Başbakan Erdoğan, son dönemlerde Türkiye’nin bütün önemli meselelerinde izlediği formül basit. Ayrışmayı artıracak sinir uçlarıyla oynayarak, toplumu karpuz gibi ikiye ayıran bir siyaset oyunu oynamak.
AK Parti ve Başbakan Erdoğan, son dönemlerde Türkiye’nin bütün önemli meselelerinde çözümsüzlüğe saplanmış durumda. Kürt sorununda barışçı çözümü başaramamanın maliyetinin yüksek olacağı zaten biliniyordu. Bugün bu yüksek maliyetin sonuçları kendini bariz şekilde gösteriyor. Çözümsüzlük, başka bir sürü alandaki reformları engelliyor; Türkiye’de değişimi belli bir noktaya taşıyan AK Parti, türlü kaygılarla demokratikleşme adımlarını atmaktan kaçındığı için, fena halde batağa saplanıyor.
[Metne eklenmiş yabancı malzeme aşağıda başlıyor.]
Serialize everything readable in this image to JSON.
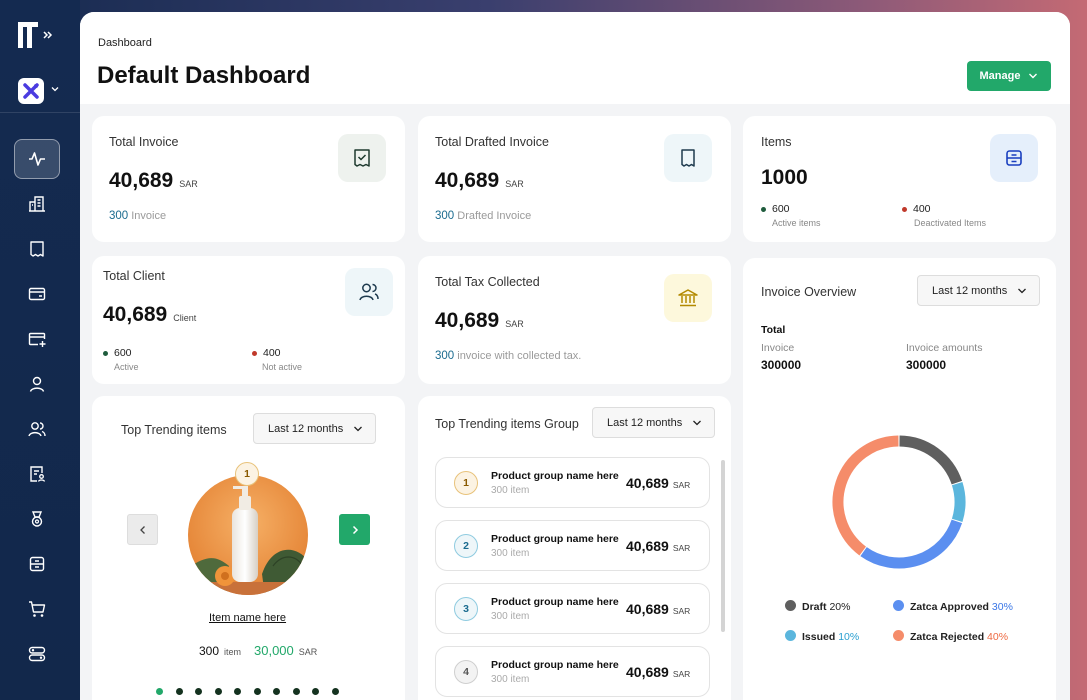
{
  "header": {
    "breadcrumb": "Dashboard",
    "title": "Default Dashboard",
    "manage_label": "Manage"
  },
  "cards": {
    "total_invoice": {
      "label": "Total Invoice",
      "value": "40,689",
      "unit": "SAR",
      "sub_count": "300",
      "sub_text": "Invoice"
    },
    "total_drafted": {
      "label": "Total Drafted Invoice",
      "value": "40,689",
      "unit": "SAR",
      "sub_count": "300",
      "sub_text": "Drafted Invoice"
    },
    "items": {
      "label": "Items",
      "value": "1000",
      "active_value": "600",
      "active_label": "Active items",
      "inactive_value": "400",
      "inactive_label": "Deactivated Items"
    },
    "total_client": {
      "label": "Total Client",
      "value": "40,689",
      "unit": "Client",
      "active_value": "600",
      "active_label": "Active",
      "inactive_value": "400",
      "inactive_label": "Not active"
    },
    "total_tax": {
      "label": "Total Tax Collected",
      "value": "40,689",
      "unit": "SAR",
      "sub_count": "300",
      "sub_text": "invoice with collected tax."
    }
  },
  "trending": {
    "title": "Top Trending items",
    "period": "Last 12 months",
    "rank": "1",
    "item_name": "Item name here",
    "item_count": "300",
    "item_unit": "item",
    "item_amount": "30,000",
    "item_currency": "SAR",
    "pages": 10,
    "active_page": 1
  },
  "trending_group": {
    "title": "Top Trending items Group",
    "period": "Last 12 months",
    "rows": [
      {
        "rank": "1",
        "name": "Product group name here",
        "count": "300 item",
        "value": "40,689",
        "unit": "SAR"
      },
      {
        "rank": "2",
        "name": "Product group name here",
        "count": "300 item",
        "value": "40,689",
        "unit": "SAR"
      },
      {
        "rank": "3",
        "name": "Product group name here",
        "count": "300 item",
        "value": "40,689",
        "unit": "SAR"
      },
      {
        "rank": "4",
        "name": "Product group name here",
        "count": "300 item",
        "value": "40,689",
        "unit": "SAR"
      }
    ]
  },
  "overview": {
    "title": "Invoice Overview",
    "period": "Last 12 months",
    "total_label": "Total",
    "invoice_label": "Invoice",
    "invoice_value": "300000",
    "amount_label": "Invoice amounts",
    "amount_value": "300000",
    "legend": [
      {
        "label": "Draft",
        "pct": "20%",
        "color": "#5f5f5f"
      },
      {
        "label": "Zatca Approved",
        "pct": "30%",
        "color": "#5b8ff0"
      },
      {
        "label": "Issued",
        "pct": "10%",
        "color": "#5bb6dd"
      },
      {
        "label": "Zatca Rejected",
        "pct": "40%",
        "color": "#f58c6a"
      }
    ]
  },
  "colors": {
    "accent_green": "#22a86a",
    "link_blue": "#1a6b8f",
    "active_dot": "#1f5c3d",
    "inactive_dot": "#c0392b"
  }
}
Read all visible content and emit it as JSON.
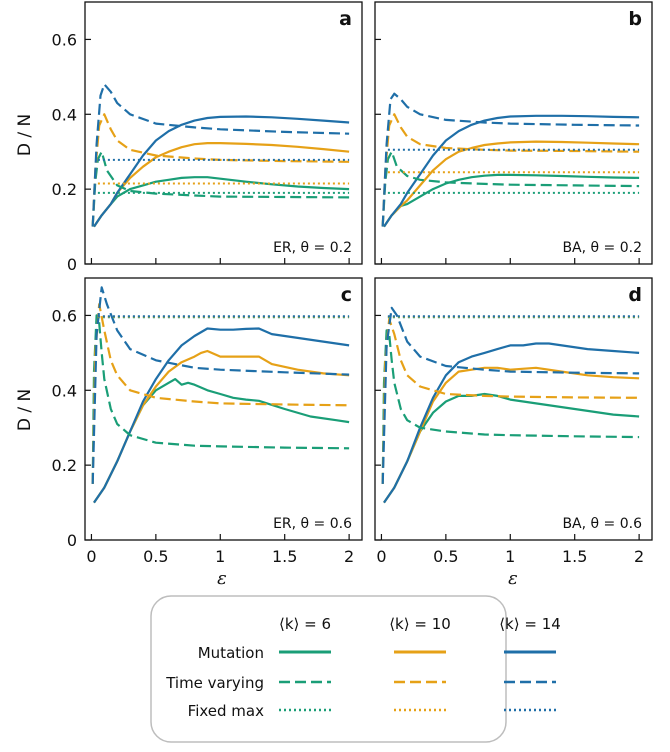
{
  "legend": {
    "columns": [
      "⟨k⟩ = 6",
      "⟨k⟩ = 10",
      "⟨k⟩ = 14"
    ],
    "rows": [
      {
        "label": "Mutation",
        "dash": "solid"
      },
      {
        "label": "Time varying",
        "dash": "dashed"
      },
      {
        "label": "Fixed max",
        "dash": "dotted"
      }
    ]
  },
  "colors": {
    "k6": "#1a9e77",
    "k10": "#e6a117",
    "k14": "#1f6fa8"
  },
  "xlabel": "ε",
  "ylabel": "D / N",
  "chart_data": [
    {
      "type": "line",
      "panel": "a",
      "note": "ER, θ = 0.2",
      "xlim": [
        -0.05,
        2.1
      ],
      "ylim": [
        0,
        0.7
      ],
      "xticks": [
        0,
        0.5,
        1,
        1.5,
        2
      ],
      "yticks": [
        0,
        0.2,
        0.4,
        0.6
      ],
      "series": [
        {
          "k": 6,
          "style": "solid",
          "x": [
            0.02,
            0.08,
            0.15,
            0.2,
            0.3,
            0.4,
            0.5,
            0.6,
            0.7,
            0.8,
            0.9,
            1.0,
            1.2,
            1.4,
            1.6,
            1.8,
            2.0
          ],
          "y": [
            0.1,
            0.13,
            0.16,
            0.18,
            0.2,
            0.21,
            0.22,
            0.225,
            0.23,
            0.232,
            0.232,
            0.228,
            0.22,
            0.213,
            0.207,
            0.203,
            0.2
          ]
        },
        {
          "k": 10,
          "style": "solid",
          "x": [
            0.02,
            0.08,
            0.15,
            0.2,
            0.3,
            0.4,
            0.5,
            0.6,
            0.7,
            0.8,
            0.9,
            1.0,
            1.2,
            1.4,
            1.6,
            1.8,
            2.0
          ],
          "y": [
            0.1,
            0.13,
            0.16,
            0.19,
            0.23,
            0.26,
            0.285,
            0.3,
            0.312,
            0.32,
            0.323,
            0.323,
            0.321,
            0.318,
            0.313,
            0.307,
            0.3
          ]
        },
        {
          "k": 14,
          "style": "solid",
          "x": [
            0.02,
            0.08,
            0.15,
            0.2,
            0.3,
            0.4,
            0.5,
            0.6,
            0.7,
            0.8,
            0.9,
            1.0,
            1.2,
            1.4,
            1.6,
            1.8,
            2.0
          ],
          "y": [
            0.1,
            0.13,
            0.16,
            0.19,
            0.24,
            0.29,
            0.33,
            0.355,
            0.372,
            0.383,
            0.39,
            0.393,
            0.394,
            0.392,
            0.388,
            0.383,
            0.378
          ]
        },
        {
          "k": 6,
          "style": "dashed",
          "x": [
            0.01,
            0.03,
            0.05,
            0.08,
            0.12,
            0.2,
            0.3,
            0.5,
            0.8,
            1.0,
            1.5,
            2.0
          ],
          "y": [
            0.1,
            0.22,
            0.28,
            0.3,
            0.25,
            0.21,
            0.195,
            0.188,
            0.183,
            0.18,
            0.179,
            0.178
          ]
        },
        {
          "k": 10,
          "style": "dashed",
          "x": [
            0.01,
            0.03,
            0.06,
            0.1,
            0.15,
            0.2,
            0.3,
            0.5,
            0.8,
            1.0,
            1.5,
            2.0
          ],
          "y": [
            0.1,
            0.25,
            0.37,
            0.4,
            0.36,
            0.33,
            0.305,
            0.29,
            0.282,
            0.278,
            0.275,
            0.273
          ]
        },
        {
          "k": 14,
          "style": "dashed",
          "x": [
            0.01,
            0.04,
            0.07,
            0.1,
            0.15,
            0.2,
            0.3,
            0.5,
            0.8,
            1.0,
            1.5,
            2.0
          ],
          "y": [
            0.1,
            0.32,
            0.45,
            0.48,
            0.46,
            0.43,
            0.4,
            0.375,
            0.365,
            0.36,
            0.353,
            0.348
          ]
        },
        {
          "k": 6,
          "style": "dotted",
          "x": [
            0.05,
            2.0
          ],
          "y": [
            0.19,
            0.19
          ]
        },
        {
          "k": 10,
          "style": "dotted",
          "x": [
            0.05,
            2.0
          ],
          "y": [
            0.215,
            0.215
          ]
        },
        {
          "k": 14,
          "style": "dotted",
          "x": [
            0.05,
            2.0
          ],
          "y": [
            0.278,
            0.278
          ]
        }
      ]
    },
    {
      "type": "line",
      "panel": "b",
      "note": "BA, θ = 0.2",
      "xlim": [
        -0.05,
        2.1
      ],
      "ylim": [
        0,
        0.7
      ],
      "xticks": [
        0,
        0.5,
        1,
        1.5,
        2
      ],
      "yticks": [
        0,
        0.2,
        0.4,
        0.6
      ],
      "series": [
        {
          "k": 6,
          "style": "solid",
          "x": [
            0.02,
            0.08,
            0.15,
            0.2,
            0.3,
            0.4,
            0.5,
            0.6,
            0.7,
            0.8,
            0.9,
            1.0,
            1.2,
            1.4,
            1.6,
            1.8,
            2.0
          ],
          "y": [
            0.1,
            0.13,
            0.155,
            0.16,
            0.18,
            0.2,
            0.215,
            0.225,
            0.232,
            0.236,
            0.238,
            0.238,
            0.237,
            0.235,
            0.233,
            0.231,
            0.23
          ]
        },
        {
          "k": 10,
          "style": "solid",
          "x": [
            0.02,
            0.08,
            0.15,
            0.2,
            0.3,
            0.4,
            0.5,
            0.6,
            0.7,
            0.8,
            0.9,
            1.0,
            1.2,
            1.4,
            1.6,
            1.8,
            2.0
          ],
          "y": [
            0.1,
            0.13,
            0.155,
            0.17,
            0.21,
            0.25,
            0.28,
            0.3,
            0.31,
            0.318,
            0.322,
            0.325,
            0.327,
            0.326,
            0.324,
            0.322,
            0.32
          ]
        },
        {
          "k": 14,
          "style": "solid",
          "x": [
            0.02,
            0.08,
            0.15,
            0.2,
            0.3,
            0.4,
            0.5,
            0.6,
            0.7,
            0.8,
            0.9,
            1.0,
            1.2,
            1.4,
            1.6,
            1.8,
            2.0
          ],
          "y": [
            0.1,
            0.13,
            0.16,
            0.19,
            0.24,
            0.29,
            0.33,
            0.355,
            0.372,
            0.383,
            0.39,
            0.394,
            0.396,
            0.396,
            0.395,
            0.393,
            0.392
          ]
        },
        {
          "k": 6,
          "style": "dashed",
          "x": [
            0.01,
            0.03,
            0.05,
            0.08,
            0.12,
            0.2,
            0.3,
            0.5,
            0.8,
            1.0,
            1.5,
            2.0
          ],
          "y": [
            0.1,
            0.22,
            0.28,
            0.3,
            0.26,
            0.235,
            0.225,
            0.218,
            0.214,
            0.212,
            0.21,
            0.208
          ]
        },
        {
          "k": 10,
          "style": "dashed",
          "x": [
            0.01,
            0.03,
            0.06,
            0.1,
            0.15,
            0.2,
            0.3,
            0.5,
            0.8,
            1.0,
            1.5,
            2.0
          ],
          "y": [
            0.1,
            0.25,
            0.37,
            0.4,
            0.365,
            0.34,
            0.32,
            0.31,
            0.305,
            0.303,
            0.302,
            0.3
          ]
        },
        {
          "k": 14,
          "style": "dashed",
          "x": [
            0.01,
            0.04,
            0.07,
            0.1,
            0.15,
            0.2,
            0.3,
            0.5,
            0.8,
            1.0,
            1.5,
            2.0
          ],
          "y": [
            0.1,
            0.32,
            0.44,
            0.455,
            0.44,
            0.42,
            0.4,
            0.385,
            0.378,
            0.375,
            0.372,
            0.37
          ]
        },
        {
          "k": 6,
          "style": "dotted",
          "x": [
            0.05,
            2.0
          ],
          "y": [
            0.19,
            0.19
          ]
        },
        {
          "k": 10,
          "style": "dotted",
          "x": [
            0.05,
            2.0
          ],
          "y": [
            0.245,
            0.245
          ]
        },
        {
          "k": 14,
          "style": "dotted",
          "x": [
            0.05,
            2.0
          ],
          "y": [
            0.305,
            0.305
          ]
        }
      ]
    },
    {
      "type": "line",
      "panel": "c",
      "note": "ER, θ = 0.6",
      "xlim": [
        -0.05,
        2.1
      ],
      "ylim": [
        0,
        0.7
      ],
      "xticks": [
        0,
        0.5,
        1,
        1.5,
        2
      ],
      "yticks": [
        0,
        0.2,
        0.4,
        0.6
      ],
      "series": [
        {
          "k": 6,
          "style": "solid",
          "x": [
            0.02,
            0.1,
            0.2,
            0.3,
            0.4,
            0.5,
            0.6,
            0.65,
            0.7,
            0.75,
            0.8,
            0.9,
            1.0,
            1.1,
            1.2,
            1.3,
            1.5,
            1.7,
            1.9,
            2.0
          ],
          "y": [
            0.1,
            0.14,
            0.21,
            0.29,
            0.36,
            0.4,
            0.42,
            0.43,
            0.415,
            0.42,
            0.415,
            0.4,
            0.39,
            0.38,
            0.375,
            0.372,
            0.35,
            0.33,
            0.32,
            0.315
          ]
        },
        {
          "k": 10,
          "style": "solid",
          "x": [
            0.02,
            0.1,
            0.2,
            0.3,
            0.4,
            0.5,
            0.6,
            0.7,
            0.8,
            0.85,
            0.9,
            1.0,
            1.1,
            1.2,
            1.3,
            1.4,
            1.6,
            1.8,
            2.0
          ],
          "y": [
            0.1,
            0.14,
            0.21,
            0.29,
            0.36,
            0.41,
            0.45,
            0.475,
            0.49,
            0.5,
            0.505,
            0.49,
            0.49,
            0.49,
            0.49,
            0.47,
            0.455,
            0.445,
            0.44
          ]
        },
        {
          "k": 14,
          "style": "solid",
          "x": [
            0.02,
            0.1,
            0.2,
            0.3,
            0.4,
            0.5,
            0.6,
            0.7,
            0.8,
            0.9,
            1.0,
            1.1,
            1.2,
            1.3,
            1.4,
            1.6,
            1.8,
            2.0
          ],
          "y": [
            0.1,
            0.14,
            0.21,
            0.29,
            0.37,
            0.43,
            0.48,
            0.52,
            0.545,
            0.565,
            0.562,
            0.562,
            0.564,
            0.565,
            0.55,
            0.54,
            0.53,
            0.52
          ]
        },
        {
          "k": 6,
          "style": "dashed",
          "x": [
            0.01,
            0.02,
            0.04,
            0.06,
            0.08,
            0.1,
            0.15,
            0.2,
            0.3,
            0.5,
            0.8,
            1.0,
            1.5,
            2.0
          ],
          "y": [
            0.15,
            0.45,
            0.6,
            0.58,
            0.5,
            0.43,
            0.35,
            0.31,
            0.28,
            0.26,
            0.252,
            0.25,
            0.247,
            0.245
          ]
        },
        {
          "k": 10,
          "style": "dashed",
          "x": [
            0.01,
            0.03,
            0.06,
            0.1,
            0.15,
            0.2,
            0.3,
            0.5,
            0.8,
            1.0,
            1.5,
            2.0
          ],
          "y": [
            0.15,
            0.5,
            0.63,
            0.56,
            0.48,
            0.44,
            0.4,
            0.38,
            0.37,
            0.365,
            0.362,
            0.36
          ]
        },
        {
          "k": 14,
          "style": "dashed",
          "x": [
            0.01,
            0.04,
            0.08,
            0.12,
            0.2,
            0.3,
            0.5,
            0.8,
            1.0,
            1.5,
            2.0
          ],
          "y": [
            0.15,
            0.55,
            0.675,
            0.63,
            0.56,
            0.51,
            0.48,
            0.46,
            0.455,
            0.448,
            0.442
          ]
        },
        {
          "k": 6,
          "style": "dotted",
          "x": [
            0.05,
            2.0
          ],
          "y": [
            0.595,
            0.595
          ]
        },
        {
          "k": 10,
          "style": "dotted",
          "x": [
            0.05,
            2.0
          ],
          "y": [
            0.597,
            0.597
          ]
        },
        {
          "k": 14,
          "style": "dotted",
          "x": [
            0.05,
            2.0
          ],
          "y": [
            0.598,
            0.598
          ]
        }
      ]
    },
    {
      "type": "line",
      "panel": "d",
      "note": "BA, θ = 0.6",
      "xlim": [
        -0.05,
        2.1
      ],
      "ylim": [
        0,
        0.7
      ],
      "xticks": [
        0,
        0.5,
        1,
        1.5,
        2
      ],
      "yticks": [
        0,
        0.2,
        0.4,
        0.6
      ],
      "series": [
        {
          "k": 6,
          "style": "solid",
          "x": [
            0.02,
            0.1,
            0.2,
            0.3,
            0.4,
            0.5,
            0.6,
            0.7,
            0.8,
            0.9,
            1.0,
            1.2,
            1.4,
            1.6,
            1.8,
            2.0
          ],
          "y": [
            0.1,
            0.14,
            0.21,
            0.29,
            0.34,
            0.37,
            0.385,
            0.385,
            0.39,
            0.385,
            0.375,
            0.365,
            0.355,
            0.345,
            0.335,
            0.33
          ]
        },
        {
          "k": 10,
          "style": "solid",
          "x": [
            0.02,
            0.1,
            0.2,
            0.3,
            0.4,
            0.5,
            0.6,
            0.7,
            0.8,
            0.9,
            1.0,
            1.2,
            1.4,
            1.6,
            1.8,
            2.0
          ],
          "y": [
            0.1,
            0.14,
            0.21,
            0.29,
            0.37,
            0.42,
            0.45,
            0.455,
            0.46,
            0.46,
            0.455,
            0.46,
            0.45,
            0.44,
            0.435,
            0.432
          ]
        },
        {
          "k": 14,
          "style": "solid",
          "x": [
            0.02,
            0.1,
            0.2,
            0.3,
            0.4,
            0.5,
            0.6,
            0.7,
            0.8,
            0.9,
            1.0,
            1.1,
            1.2,
            1.3,
            1.4,
            1.6,
            1.8,
            2.0
          ],
          "y": [
            0.1,
            0.14,
            0.21,
            0.3,
            0.38,
            0.44,
            0.475,
            0.49,
            0.5,
            0.51,
            0.52,
            0.52,
            0.525,
            0.525,
            0.52,
            0.51,
            0.505,
            0.5
          ]
        },
        {
          "k": 6,
          "style": "dashed",
          "x": [
            0.01,
            0.02,
            0.04,
            0.06,
            0.08,
            0.1,
            0.15,
            0.2,
            0.3,
            0.5,
            0.8,
            1.0,
            1.5,
            2.0
          ],
          "y": [
            0.15,
            0.42,
            0.56,
            0.55,
            0.48,
            0.42,
            0.35,
            0.32,
            0.3,
            0.29,
            0.282,
            0.28,
            0.277,
            0.275
          ]
        },
        {
          "k": 10,
          "style": "dashed",
          "x": [
            0.01,
            0.03,
            0.06,
            0.1,
            0.15,
            0.2,
            0.3,
            0.5,
            0.8,
            1.0,
            1.5,
            2.0
          ],
          "y": [
            0.15,
            0.48,
            0.59,
            0.55,
            0.48,
            0.44,
            0.41,
            0.39,
            0.385,
            0.383,
            0.381,
            0.38
          ]
        },
        {
          "k": 14,
          "style": "dashed",
          "x": [
            0.01,
            0.04,
            0.08,
            0.12,
            0.2,
            0.3,
            0.5,
            0.8,
            1.0,
            1.5,
            2.0
          ],
          "y": [
            0.15,
            0.52,
            0.62,
            0.6,
            0.53,
            0.49,
            0.465,
            0.455,
            0.45,
            0.447,
            0.445
          ]
        },
        {
          "k": 6,
          "style": "dotted",
          "x": [
            0.05,
            2.0
          ],
          "y": [
            0.595,
            0.595
          ]
        },
        {
          "k": 10,
          "style": "dotted",
          "x": [
            0.05,
            2.0
          ],
          "y": [
            0.597,
            0.597
          ]
        },
        {
          "k": 14,
          "style": "dotted",
          "x": [
            0.05,
            2.0
          ],
          "y": [
            0.598,
            0.598
          ]
        }
      ]
    }
  ]
}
Artık iyice net bir şekilde görünen o ki, Başbakan Erdoğan, bu tıkanmışlığın oy kaybına neden olmaması için çareyi, ülkeyi gerecek, var olan kutuplaşmayı keskinleştirecek tartışmalar yaratmakta buluyor. Siyasi çözüm zemininde sağlayamadığı başarıyı, ülkenin sosyolojik ve kültürel gerçekliğini suiistimal ve ajite ederek devşireceği kitle desteğiyle sağlamayı umuyor.
Formül basit. Kürt sorununda, laik-muhafazakâr kutuplaşmasında, dış politikada, kültürel meselelerde, ayrışmayı artıracak sinir uçlarıyla oynayarak, toplumu karpuz gibi ikiye ayıran bir siyaset oyunu oynamak. Bunu yaparken, sosyal, kültürel ve tarihsel nedenlerle, karpuzun iri parçasını kendi saflarında tutarak, gücünü tahkim etmek. Böylece seçim başarılarını garantiye almak. Son zamanlardaki bir sürü tartışmada, bu taktiğin etkisi, üzeri örtülemeyecek kadar belirgin.
Erdoğan, belki şimdilerde gündemin tek belirleyicisi olmakla, geniş halk kesimlerinin nabzını tutmakla övünüyor. Ama onun ve partisinin yararına görünen bu taktik, şüphesiz ki ülkenin ve bu toplumun zararına. Çünkü bu yolun herhangi bir derde deva olması bir yana, sorunların arttırması, daha da kangrenleştirmesi kaçınılmaz.
Gündemi belirleme ve polemik merakı, bir çözüm üretme sanatı olan siyaseti dışlarken, ülkede gerilim artıyor. Bu tablo, karanlık bir geleceğin habercisi. Çıkmazdan çıkış yolu ise, her zaman olduğu gibi tek: Demokrasi, daha fazla demokrasi.